If you’re to believe pop culture, Christmas is the holiday when would-be lovers become actual lovers, and mistletoe’s what makes it happen. The plant has served as fictional romantic catalyst in films ranging from 1995’s While You Were Sleeping to 2013’s Fir Crazy and on countless TV shows in between. When it’s not mistletoe pushing the couple into an unexpected kiss, it’s some other seasonally acceptable condition, like a Sugar Plum Fairy costume (2011’s A Christmas Kiss) or bringing a fake fiancé to meet the family (2012’s Hitched for the Holidays, 2004’s A Boyfriend for Christmas, and so on).
People love mistletoe in movies because it helps prompt an expected, happy end. But I blame the movies for ruining mistletoe in real life. They’ve taught that a kiss is never just a friendly kiss—and that attitude, I think, has led people give up on a holiday tradition almost entirely.
Maybe I’m in the wrong social circles. But mistletoe just doesn't seem as popular as film and TV would make you think. Last week, I did catch a rare sighting of the stuff at a party—but everyone ignored it.

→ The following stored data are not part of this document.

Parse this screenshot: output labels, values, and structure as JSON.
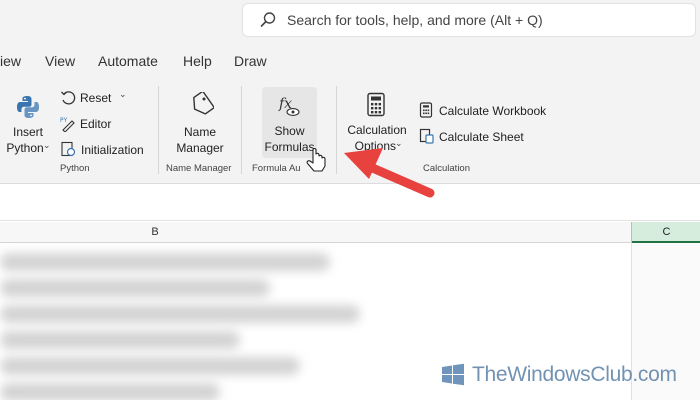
{
  "search": {
    "placeholder": "Search for tools, help, and more (Alt + Q)"
  },
  "tabs": [
    "iew",
    "View",
    "Automate",
    "Help",
    "Draw"
  ],
  "python": {
    "insert_label": "Insert",
    "python_label": "Python",
    "reset_label": "Reset",
    "editor_label": "Editor",
    "initialization_label": "Initialization",
    "group_label": "Python"
  },
  "name_manager": {
    "line1": "Name",
    "line2": "Manager",
    "group_label": "Name Manager"
  },
  "formula_auditing": {
    "line1": "Show",
    "line2": "Formulas",
    "group_label": "Formula Au"
  },
  "calculation": {
    "options_line1": "Calculation",
    "options_line2": "Options",
    "workbook_label": "Calculate Workbook",
    "sheet_label": "Calculate Sheet",
    "group_label": "Calculation"
  },
  "columns": {
    "b": "B",
    "c": "C"
  },
  "watermark": "TheWindowsClub.com",
  "colors": {
    "accent": "#217346",
    "arrow": "#e8423f",
    "python_blue": "#3a75b0"
  }
}
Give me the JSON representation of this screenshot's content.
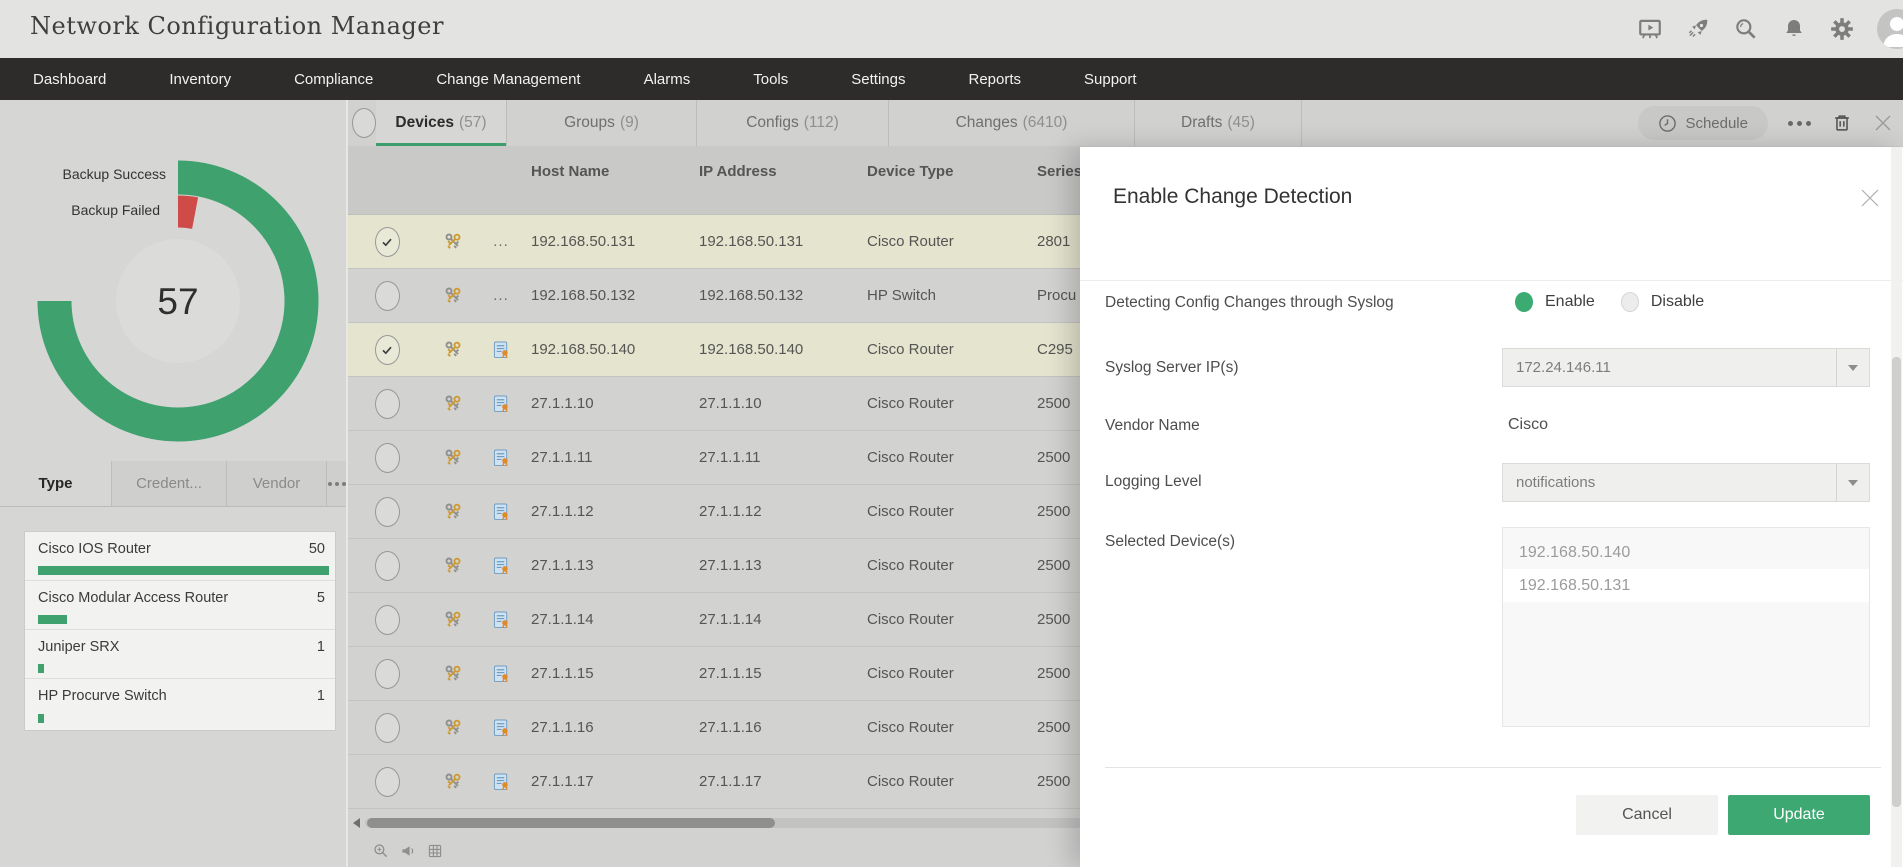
{
  "app": {
    "title": "Network Configuration Manager"
  },
  "nav": {
    "items": [
      "Dashboard",
      "Inventory",
      "Compliance",
      "Change Management",
      "Alarms",
      "Tools",
      "Settings",
      "Reports",
      "Support"
    ]
  },
  "header_icons": [
    "presentation-icon",
    "rocket-icon",
    "search-icon",
    "bell-icon",
    "gear-icon",
    "avatar"
  ],
  "colors": {
    "accent_green": "#3fa16e",
    "failed_red": "#cf4b48",
    "selected_row": "#e4e4cf",
    "navbar": "#2d2c2b",
    "update_button": "#3ea873"
  },
  "chart_data": [
    {
      "id": "backup-status-donut",
      "type": "donut",
      "center_total": "57",
      "legend_position": "left",
      "series": [
        {
          "label": "Backup Success",
          "color": "#3fa16e",
          "arc_degrees": 270
        },
        {
          "label": "Backup Failed",
          "color": "#cf4b48",
          "arc_degrees": 11
        }
      ]
    },
    {
      "id": "device-type-bars",
      "type": "bar",
      "max": 50,
      "bar_color": "#3fa16e",
      "items": [
        {
          "label": "Cisco IOS Router",
          "value": 50
        },
        {
          "label": "Cisco Modular Access Router",
          "value": 5
        },
        {
          "label": "Juniper SRX",
          "value": 1
        },
        {
          "label": "HP Procurve Switch",
          "value": 1
        }
      ]
    }
  ],
  "sidebar": {
    "tabs": {
      "items": [
        "Type",
        "Credent...",
        "Vendor"
      ],
      "active": "Type"
    }
  },
  "main": {
    "active_tab": 0,
    "tabs": [
      {
        "label": "Devices",
        "count": "(57)"
      },
      {
        "label": "Groups",
        "count": "(9)"
      },
      {
        "label": "Configs",
        "count": "(112)"
      },
      {
        "label": "Changes",
        "count": "(6410)"
      },
      {
        "label": "Drafts",
        "count": "(45)"
      }
    ],
    "toolbar": {
      "schedule_label": "Schedule"
    },
    "table": {
      "columns": [
        "Host Name",
        "IP Address",
        "Device Type",
        "Series"
      ],
      "more_indicator": "...",
      "rows": [
        {
          "checked": true,
          "selected": true,
          "extra": "dots",
          "host": "192.168.50.131",
          "ip": "192.168.50.131",
          "type": "Cisco Router",
          "series": "2801"
        },
        {
          "checked": false,
          "selected": false,
          "extra": "dots",
          "host": "192.168.50.132",
          "ip": "192.168.50.132",
          "type": "HP Switch",
          "series": "Procu"
        },
        {
          "checked": true,
          "selected": true,
          "extra": "doc",
          "host": "192.168.50.140",
          "ip": "192.168.50.140",
          "type": "Cisco Router",
          "series": "C295"
        },
        {
          "checked": false,
          "selected": false,
          "extra": "doc",
          "host": "27.1.1.10",
          "ip": "27.1.1.10",
          "type": "Cisco Router",
          "series": "2500"
        },
        {
          "checked": false,
          "selected": false,
          "extra": "doc",
          "host": "27.1.1.11",
          "ip": "27.1.1.11",
          "type": "Cisco Router",
          "series": "2500"
        },
        {
          "checked": false,
          "selected": false,
          "extra": "doc",
          "host": "27.1.1.12",
          "ip": "27.1.1.12",
          "type": "Cisco Router",
          "series": "2500"
        },
        {
          "checked": false,
          "selected": false,
          "extra": "doc",
          "host": "27.1.1.13",
          "ip": "27.1.1.13",
          "type": "Cisco Router",
          "series": "2500"
        },
        {
          "checked": false,
          "selected": false,
          "extra": "doc",
          "host": "27.1.1.14",
          "ip": "27.1.1.14",
          "type": "Cisco Router",
          "series": "2500"
        },
        {
          "checked": false,
          "selected": false,
          "extra": "doc",
          "host": "27.1.1.15",
          "ip": "27.1.1.15",
          "type": "Cisco Router",
          "series": "2500"
        },
        {
          "checked": false,
          "selected": false,
          "extra": "doc",
          "host": "27.1.1.16",
          "ip": "27.1.1.16",
          "type": "Cisco Router",
          "series": "2500"
        },
        {
          "checked": false,
          "selected": false,
          "extra": "doc",
          "host": "27.1.1.17",
          "ip": "27.1.1.17",
          "type": "Cisco Router",
          "series": "2500"
        }
      ]
    }
  },
  "modal": {
    "title": "Enable Change Detection",
    "fields": {
      "syslog_detection": {
        "label": "Detecting Config Changes through Syslog",
        "options": [
          "Enable",
          "Disable"
        ],
        "selected": "Enable"
      },
      "syslog_server": {
        "label": "Syslog Server IP(s)",
        "value": "172.24.146.11"
      },
      "vendor": {
        "label": "Vendor Name",
        "value": "Cisco"
      },
      "logging_level": {
        "label": "Logging Level",
        "value": "notifications"
      },
      "selected_devices": {
        "label": "Selected Device(s)",
        "items": [
          "192.168.50.140",
          "192.168.50.131"
        ]
      }
    },
    "buttons": {
      "cancel": "Cancel",
      "update": "Update"
    }
  }
}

As far as empirical basis for thinking that mistletoe’s on the decline … well, I’ve got this Kay Jewelers’ commercial. In it, the Mistletoe Growers’ association board frets that while kisses are up, sales of their product are on the decline. The culprit? Kay, of course.
The factual basis of that ad is, to say the least, fuzzy. But the emotional truth is clear. These days, kissing—especially holiday kissing—is seen as the sole provenance of lovers.

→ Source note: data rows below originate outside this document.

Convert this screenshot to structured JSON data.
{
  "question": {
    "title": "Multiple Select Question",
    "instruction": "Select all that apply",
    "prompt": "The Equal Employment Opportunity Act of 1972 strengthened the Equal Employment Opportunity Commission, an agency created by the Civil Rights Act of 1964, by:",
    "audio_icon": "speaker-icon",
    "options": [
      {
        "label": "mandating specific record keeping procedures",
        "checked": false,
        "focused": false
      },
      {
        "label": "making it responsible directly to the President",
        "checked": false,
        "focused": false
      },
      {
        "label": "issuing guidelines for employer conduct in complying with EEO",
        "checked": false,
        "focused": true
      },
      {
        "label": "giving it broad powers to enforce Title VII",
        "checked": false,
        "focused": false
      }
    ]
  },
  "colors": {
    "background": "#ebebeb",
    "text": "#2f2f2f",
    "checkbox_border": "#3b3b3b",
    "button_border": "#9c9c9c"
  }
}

Many holiday parties have outlawed mistletoe as the precursor of sexual harassment. A quick Google search proves the season of company parties leads to a January of lawsuits, and a slew of law firm blogs warn that employees and mistletoe are a poisonous mix. Which makes a certain amount of sense. Just like holiday cocktails, mistletoe is ripe for abuse. “No means no” still applies under the bough.
But there’s something sad about this mistletoe anxiety. Washington Irving and Charles Dickens would certainly be mystified by it.

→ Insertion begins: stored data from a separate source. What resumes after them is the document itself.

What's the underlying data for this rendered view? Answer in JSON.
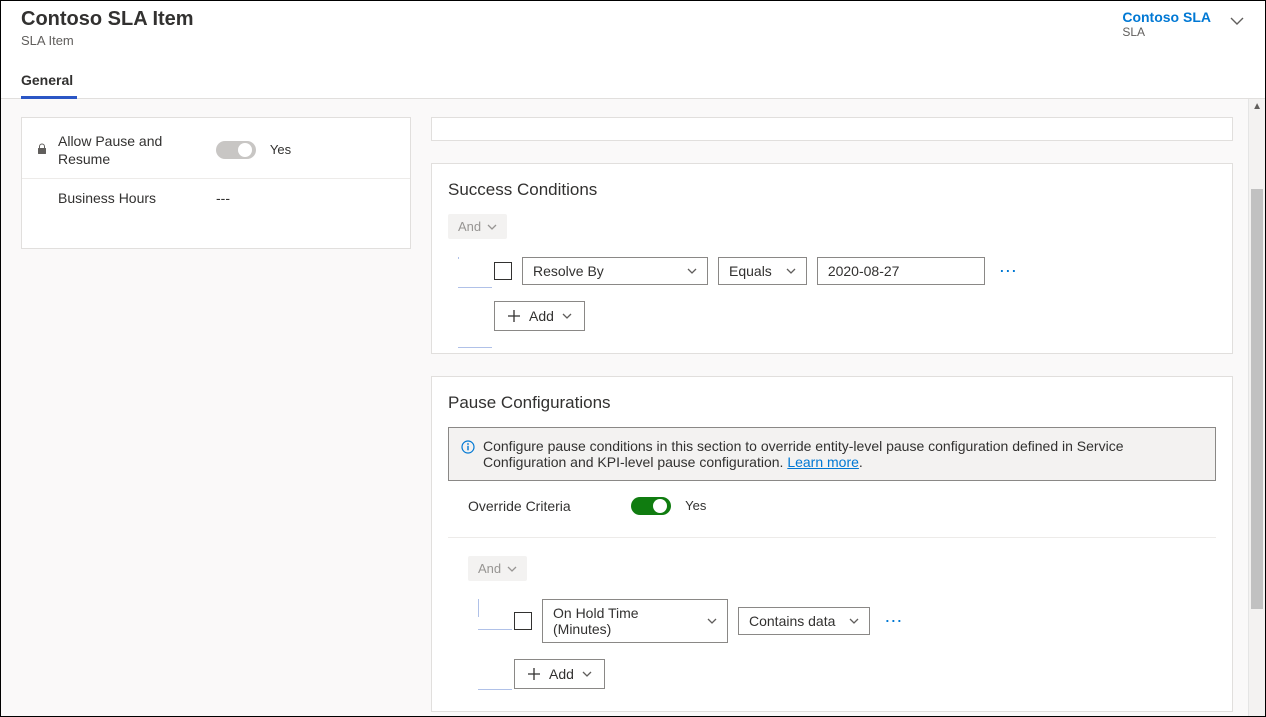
{
  "header": {
    "title": "Contoso SLA Item",
    "subtitle": "SLA Item",
    "related_link": "Contoso SLA",
    "related_sub": "SLA"
  },
  "tabs": {
    "active": "General"
  },
  "sidebar": {
    "allow_pause_label": "Allow Pause and Resume",
    "allow_pause_value": "Yes",
    "business_hours_label": "Business Hours",
    "business_hours_value": "---"
  },
  "success": {
    "title": "Success Conditions",
    "group_op": "And",
    "row": {
      "field": "Resolve By",
      "operator": "Equals",
      "value": "2020-08-27"
    },
    "add_label": "Add"
  },
  "pause": {
    "title": "Pause Configurations",
    "info_text": "Configure pause conditions in this section to override entity-level pause configuration defined in Service Configuration and KPI-level pause configuration. ",
    "info_link": "Learn more",
    "override_label": "Override Criteria",
    "override_value": "Yes",
    "group_op": "And",
    "row": {
      "field": "On Hold Time (Minutes)",
      "operator": "Contains data"
    },
    "add_label": "Add"
  }
}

Irving, in Christmas Eve, describes kissing under the mistletoe as a “privilege” accorded by the ladies to the gentlemen (though the parson apparently disagrees). Dickens, in Pickwick Papers, describes a mistletoe-blessed kiss as a salute “in all courtesy and decorum."
Their examples show that the spirit of the season does not require tongue. And despite what the movies tell us, not every kiss is the prelude to a make-out session or even a happily-ever-after relationship.
Whatever it is about Christmas that that inspires a taste for predictable movies, 12 kinds of cookies at once, and inane remakes of once-decent songs, I suspect that part of it is a wish to draw closer to the people around us. Enter mistletoe, the “mystic branch” as Dickens called it, to aid us in both giving and receiving simple human touch. Even speaking as a city dweller, a rider of public transportation, and a lifelong advocate for personal space, I think—for a few weeks of the year—we can stand to be less stingy. Let Christmas be our excuse for kissing loved ones, liked ones, and strangers alike—good will to all.